Yolanda survivors paint mural, tie ribbons to depict struggles 2 years since the storm

Yolanda survivors paint mural to depict their struggles 2 years since the storm

Photo by Marissa Cabaljao

12065658_527578300750765_4985356316868370556_nDYVL Wall, Noblejas Junction, Downtown, Tacloban – “The government’s absence days after Yolanda had pushed people over the edge, desperate and helpless. A lot of people painted vandals on different walls all over Tacloban ground zero, crying for help from whoever could. Yolanda survivors expressed raw artistry; they showed art in the sincerest way possible. Two years after Yolanda, we don’t want this art to get lost in the passage of time. We want the Yolanda survivors’ struggles to be brought to the fore ,” Camille Anne Bogtong, one of the artists said.People Surge, an alliance of disaster survivors, together with a UP-based artist group painted mural on the DYVL Wall, Noblejas Junction in downtown Tacloban to visualize the Yolanda survivors’ struggles two years since supertyphoon Yolanda struck the region.

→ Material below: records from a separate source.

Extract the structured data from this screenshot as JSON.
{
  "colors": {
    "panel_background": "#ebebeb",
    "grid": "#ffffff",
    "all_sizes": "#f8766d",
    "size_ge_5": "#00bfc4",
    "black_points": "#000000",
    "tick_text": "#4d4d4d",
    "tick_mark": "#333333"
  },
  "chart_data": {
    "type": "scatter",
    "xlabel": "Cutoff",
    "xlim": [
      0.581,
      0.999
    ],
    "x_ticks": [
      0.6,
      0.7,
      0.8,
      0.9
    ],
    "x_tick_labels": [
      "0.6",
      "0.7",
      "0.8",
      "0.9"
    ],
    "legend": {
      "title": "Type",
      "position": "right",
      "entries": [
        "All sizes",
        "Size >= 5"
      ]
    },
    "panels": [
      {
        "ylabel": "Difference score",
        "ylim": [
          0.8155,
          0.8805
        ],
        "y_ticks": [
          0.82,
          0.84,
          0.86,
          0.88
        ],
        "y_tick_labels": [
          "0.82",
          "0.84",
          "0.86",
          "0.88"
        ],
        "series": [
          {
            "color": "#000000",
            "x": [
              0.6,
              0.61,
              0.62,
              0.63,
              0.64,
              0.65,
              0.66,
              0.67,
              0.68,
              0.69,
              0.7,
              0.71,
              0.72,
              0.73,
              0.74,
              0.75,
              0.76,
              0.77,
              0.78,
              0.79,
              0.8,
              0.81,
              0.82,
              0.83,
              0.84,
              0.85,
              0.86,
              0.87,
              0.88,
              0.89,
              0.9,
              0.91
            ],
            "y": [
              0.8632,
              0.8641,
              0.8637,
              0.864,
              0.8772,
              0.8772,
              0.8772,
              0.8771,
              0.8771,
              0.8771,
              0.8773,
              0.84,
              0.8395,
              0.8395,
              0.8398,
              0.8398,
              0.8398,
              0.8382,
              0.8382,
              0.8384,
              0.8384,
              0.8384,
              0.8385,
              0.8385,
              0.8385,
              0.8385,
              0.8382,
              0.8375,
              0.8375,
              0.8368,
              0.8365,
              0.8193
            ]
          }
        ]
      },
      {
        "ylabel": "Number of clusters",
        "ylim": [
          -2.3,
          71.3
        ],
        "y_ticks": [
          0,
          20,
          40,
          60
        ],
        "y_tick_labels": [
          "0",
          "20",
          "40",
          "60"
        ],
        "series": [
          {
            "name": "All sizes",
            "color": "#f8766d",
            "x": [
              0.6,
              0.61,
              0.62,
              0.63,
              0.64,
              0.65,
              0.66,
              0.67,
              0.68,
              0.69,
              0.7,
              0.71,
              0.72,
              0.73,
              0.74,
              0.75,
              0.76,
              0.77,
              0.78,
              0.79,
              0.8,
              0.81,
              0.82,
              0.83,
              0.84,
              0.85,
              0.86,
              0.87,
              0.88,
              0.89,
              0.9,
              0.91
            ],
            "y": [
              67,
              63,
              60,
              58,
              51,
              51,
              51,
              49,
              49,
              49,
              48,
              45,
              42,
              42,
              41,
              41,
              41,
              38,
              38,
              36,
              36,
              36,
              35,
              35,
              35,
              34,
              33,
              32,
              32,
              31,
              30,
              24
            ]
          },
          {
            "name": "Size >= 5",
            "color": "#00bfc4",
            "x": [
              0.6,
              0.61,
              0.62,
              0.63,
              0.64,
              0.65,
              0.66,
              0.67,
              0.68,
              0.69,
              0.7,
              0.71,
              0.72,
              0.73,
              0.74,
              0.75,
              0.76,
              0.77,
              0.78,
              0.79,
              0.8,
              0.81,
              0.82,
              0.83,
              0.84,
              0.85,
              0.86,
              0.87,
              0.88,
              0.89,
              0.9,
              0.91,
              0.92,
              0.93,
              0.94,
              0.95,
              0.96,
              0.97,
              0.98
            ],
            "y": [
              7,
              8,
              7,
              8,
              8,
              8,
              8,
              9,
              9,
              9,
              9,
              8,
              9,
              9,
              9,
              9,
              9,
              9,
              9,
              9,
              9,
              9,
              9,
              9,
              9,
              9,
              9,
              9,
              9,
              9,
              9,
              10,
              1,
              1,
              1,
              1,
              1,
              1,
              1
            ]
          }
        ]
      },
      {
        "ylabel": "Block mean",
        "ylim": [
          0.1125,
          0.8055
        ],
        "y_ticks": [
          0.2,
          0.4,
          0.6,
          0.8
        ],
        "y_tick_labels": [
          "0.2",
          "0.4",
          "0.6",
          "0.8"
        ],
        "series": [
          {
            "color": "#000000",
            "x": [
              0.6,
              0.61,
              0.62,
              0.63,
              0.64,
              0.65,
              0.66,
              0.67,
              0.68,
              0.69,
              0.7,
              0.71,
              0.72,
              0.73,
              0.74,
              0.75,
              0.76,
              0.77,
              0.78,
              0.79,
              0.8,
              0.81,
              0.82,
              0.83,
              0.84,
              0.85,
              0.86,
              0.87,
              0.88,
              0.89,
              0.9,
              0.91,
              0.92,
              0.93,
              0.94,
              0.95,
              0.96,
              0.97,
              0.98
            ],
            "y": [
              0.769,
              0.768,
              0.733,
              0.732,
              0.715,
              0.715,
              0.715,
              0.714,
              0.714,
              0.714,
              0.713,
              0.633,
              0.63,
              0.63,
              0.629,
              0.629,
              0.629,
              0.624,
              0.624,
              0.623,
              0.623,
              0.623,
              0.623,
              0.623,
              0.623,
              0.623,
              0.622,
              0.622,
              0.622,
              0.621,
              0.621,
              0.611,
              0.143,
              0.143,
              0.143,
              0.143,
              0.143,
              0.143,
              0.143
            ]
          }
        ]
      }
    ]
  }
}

“From all over the world, it is well-recognized that wall painting has been a form of protest but many dismiss it as vandalism and eyesores to the ‘beauty’ of capitalist progress. But we beg to differ. It is an insult to reduce our art to mere vandalism. We paint murals to signify our protest not just as a means of self-expression. We paint murals for justice and accountability,” adds Bogtong.

People Surge expressed that they will exhaust all possible avenues to make the disaster survivors’ plight known to the world two years after the storm. “Mural painting is just one way to do that. As the saying rightfully goes, a picture speaks thousands of words,” Marissa Cabaljao, People Surge spokesperson said.

“Two years after Yolanda, many disaster survivors still live in bunkhouses and temporary shelters while delivery of basic social services remains problematic. At least two people died in bunkhouses due to heat stroke. Demolitions after demolitions threaten those in No Dwelling Zones to give way for infrastructural projects that least benefit the poor. Farming areas are militarized. At least 13 disaster survivors were killed by suspected state forces. These are truths which we want to convey in our simple art.”

Yolanda survivors under People Surge tie white and blue ribbons as a symbolism of the disaster survivors' yearning for justice and accountability.
Yolanda survivors under People Surge tie white and blue ribbons as a symbolism of the disaster survivors’ yearning for justice and accountability.

For its part, the UP-based artist group is resolved that their protest should transcend beyond their art. “We marched along with other disaster survivors, a huge convergence of delegates from different parts of Eastern Visayas last Friday to seek justice and accountability. Artistic protest complemented with a broad mass movement will send the message across,” Bogtong said.

“We held our big protest last November 6, two days before the second anniversary, to give way for this grand day of remembering,” People Surge Secretary-General Marissa Cabaljao said. “The mandate of People Surge is to fight for justice and accountability. We owe this to our fellowmen who did not make it to this point.”